3D-printer creates “living” materials from bacterial ink

Progress on three-dimensional printers is continuous and in a few years there will be almost nothing that can not be produced by such a device. Two new innovations come to confirm this.

Researchers at the University of Zurich presented a 3-D printer that works with live, non-inherent materials such as plastic or metal, using ink containing bacteria to produce sophisticated functional “living” materials . On the other side of the Atlantic, researchers at US MIT University have created a machine that has ten times the speed of 3D printing than anyone else in the market.

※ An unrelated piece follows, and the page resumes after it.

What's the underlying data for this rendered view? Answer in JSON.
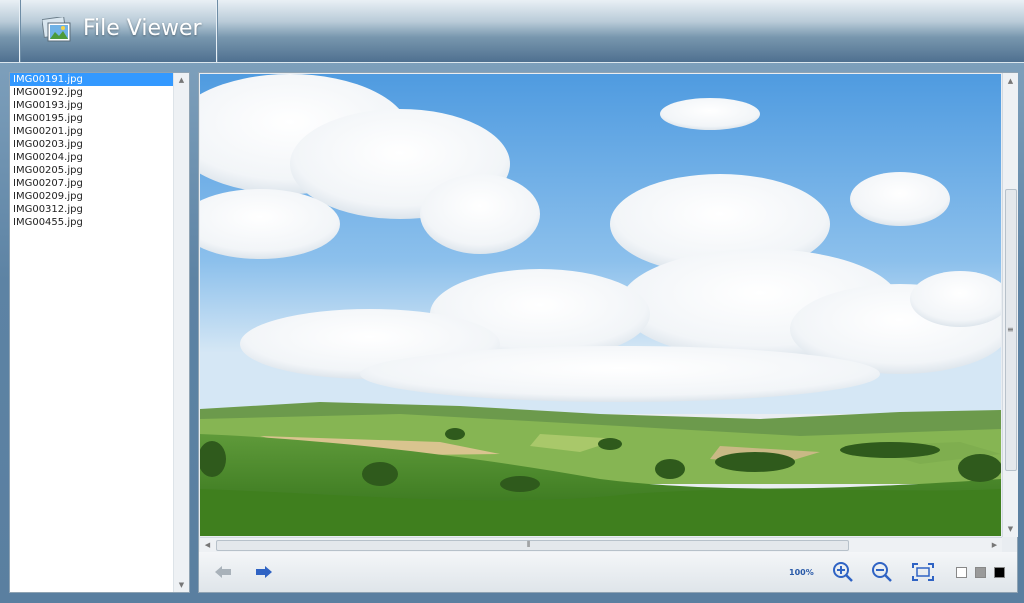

The Swiss printer, presented in the journal Science Advances, was created by researchers headed by Professor Andre Shuntard, Director of the Swiss Federal Institute of Technology Laboratory of Complex Materials (ETI). “Ink” containing bacteria allows printing microscopic biochemical “factories”, each with different properties, depending on what kind of bacteria are used each time.

It is possible to use at the same time up to four different inks, containing different bacteria, respectively, so as to produce objects with a variety of properties. Each ink is a mixture consisting of a biocompatible hydrogel (hyaluronic acid), sugar molecule chains, silica and bacteria. The ink has a toothpaste-like texture and was called “Flink” (Functional living ink) and can print any shape.

For the time being, it remains unclear how long the bacteria can live inside the printed articles, but the researchers assume they can leave for a long time, because it is oligarchic. They also emphasized that the bacteria used are harmless and the living ink absolutely safe. Such bacterial inks may in the future find various medical, biotechnological and other practical applications, e.g. to erect skin grafts, to print sensors containing bacteria and thus to be able to detect toxins in water. They can also be used to develop bio-filters to clean up oil spills and other sources of pollution.

Two technical barriers to be overcome before are to increase the current slow printing rate and make bio-printing possible on a massive scale.